Handguns aren't radioactive. Someone actually has to pull the trigger to cause a problem. If pedestrians on a random block of a busy downtown somewhere were scanned like this, lots of handguns would be found there as well.
It would be nice if they just decided that the security theatre doesn't work but I doubt it. And there is an argument that without 100% chance of success, and the number of steps that have to go right for a "big" event, that even a small detection rate is sufficient. But I would much prefer a more systemic fix.
“[Testers] know exactly what our protocols are. They can create and devise and conceal items that … not even the best terrorists would be able to do,” Pistole told lawmakers at a House hearing.

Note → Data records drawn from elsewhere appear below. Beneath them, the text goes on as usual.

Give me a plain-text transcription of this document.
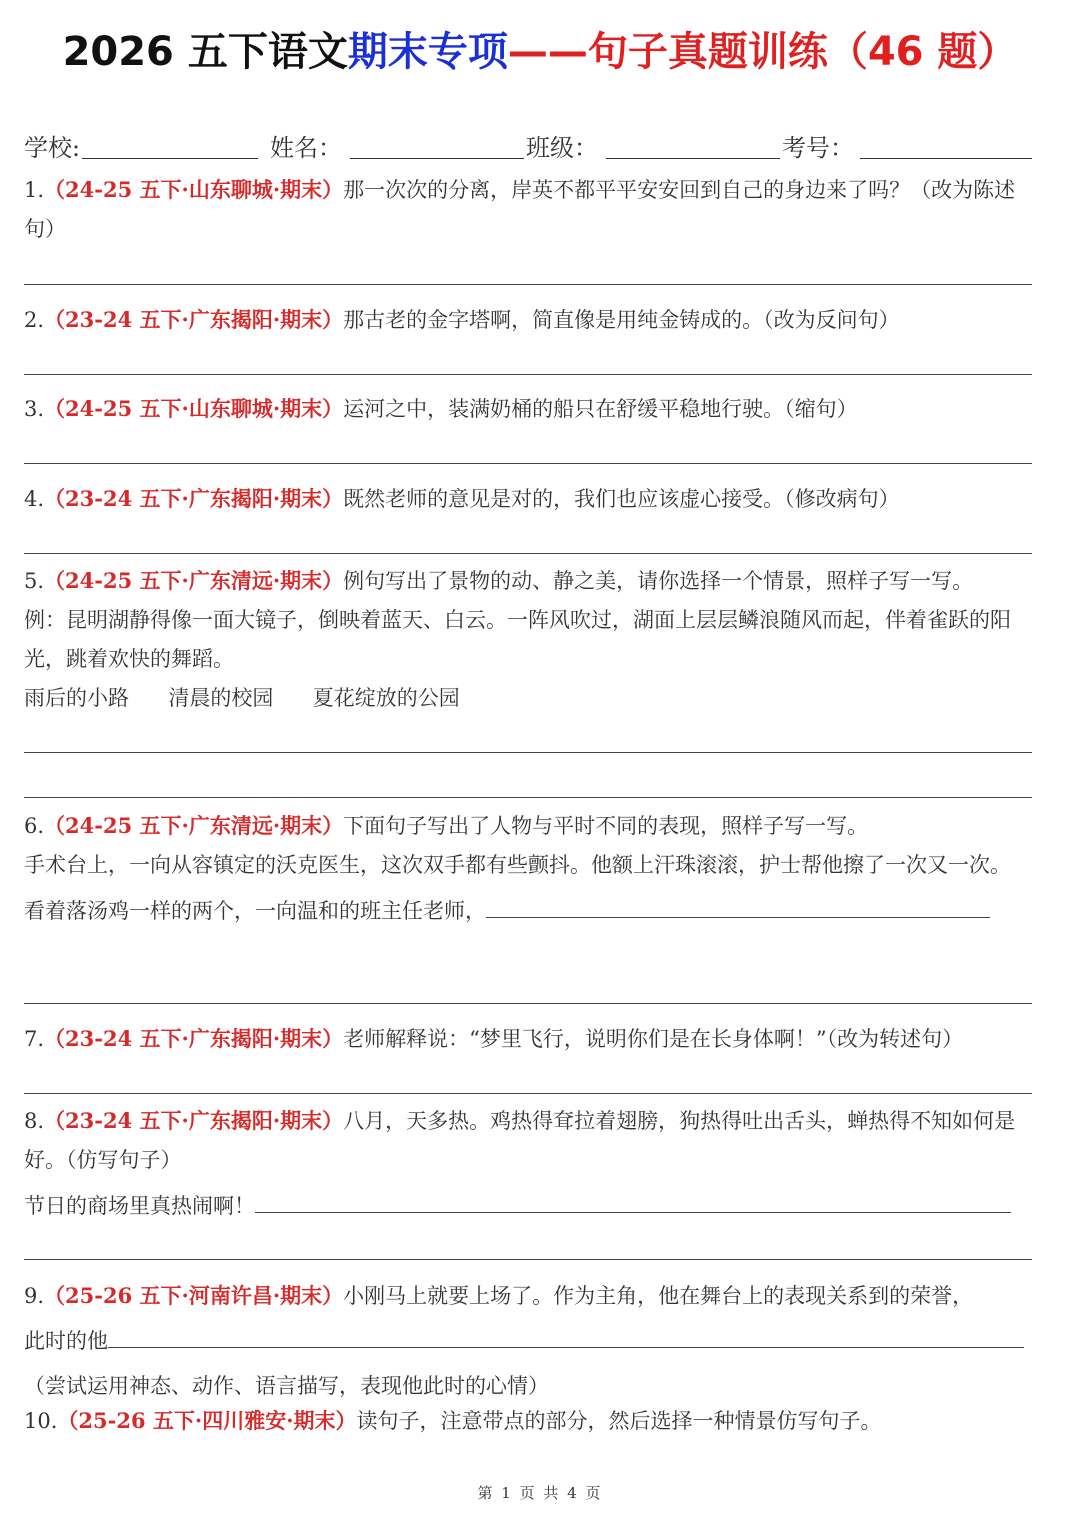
2026 五下语文期末专项——句子真题训练（46 题）
学校:	姓名：	班级：	考号：
1.（24-25 五下·山东聊城·期末）那一次次的分离，岸英不都平平安安回到自己的身边来了吗？（改为陈述句）
2.（23-24 五下·广东揭阳·期末）那古老的金字塔啊，简直像是用纯金铸成的。（改为反问句）
3.（24-25 五下·山东聊城·期末）运河之中，装满奶桶的船只在舒缓平稳地行驶。（缩句）
4.（23-24 五下·广东揭阳·期末）既然老师的意见是对的，我们也应该虚心接受。（修改病句）
5.（24-25 五下·广东清远·期末）例句写出了景物的动、静之美，请你选择一个情景，照样子写一写。
例：昆明湖静得像一面大镜子，倒映着蓝天、白云。一阵风吹过，湖面上层层鳞浪随风而起，伴着雀跃的阳光，跳着欢快的舞蹈。
雨后的小路 清晨的校园 夏花绽放的公园
6.（24-25 五下·广东清远·期末）下面句子写出了人物与平时不同的表现，照样子写一写。
手术台上，一向从容镇定的沃克医生，这次双手都有些颤抖。他额上汗珠滚滚，护士帮他擦了一次又一次。
看着落汤鸡一样的两个，一向温和的班主任老师，
7.（23-24 五下·广东揭阳·期末）老师解释说：“梦里飞行，说明你们是在长身体啊！”（改为转述句）
8.（23-24 五下·广东揭阳·期末）八月，天多热。鸡热得耷拉着翅膀，狗热得吐出舌头，蝉热得不知如何是好。（仿写句子）
节日的商场里真热闹啊！
9.（25-26 五下·河南许昌·期末）小刚马上就要上场了。作为主角，他在舞台上的表现关系到的荣誉，
此时的他
（尝试运用神态、动作、语言描写，表现他此时的心情）
10.（25-26 五下·四川雅安·期末）读句子，注意带点的部分，然后选择一种情景仿写句子。
第 1 页 共 4 页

You know, like taping a bomb to your body. How would you ever think that up without the playbook.
The TSA is not actually there to catch 'terrorists'. Its mainly there to play a role in the mythical world that supports war and hegemony, and despotic rule domestically.
It was mostly created to relieve the airlines of responsibility and potential liability for security incidents: airport security, including federal regulations of what you could bring on to planes and what had to be verified before you got on them, existed before the TSA federalized the actual screening.
Yes, and several were sued based on screening responsibility that for damages resulting from the 9/11 attacks.
> My understanding was that third party security companies were responsible for screening pre-9/11.
Yes, the function was outsourced and often provided jointly by one contractor contracted to the the airlines at any given terminal, but the airlines were responsible for it. The proposal to federalize the function going forward first arose, IIRC, as part of discussions about the legislation to bail out the airlines by capping liability stemming from 9/11.
You can sue anyone for anything. A skilled prosecutor can indict anyone for anything.
Can you provide a citation of such a case that either went to trial, or reached a non-trivial settlement? Links to random blogs won't cut it, unless they actually link to court papers.
Nice to know that this time consuming, expensive and racist process is also pointless.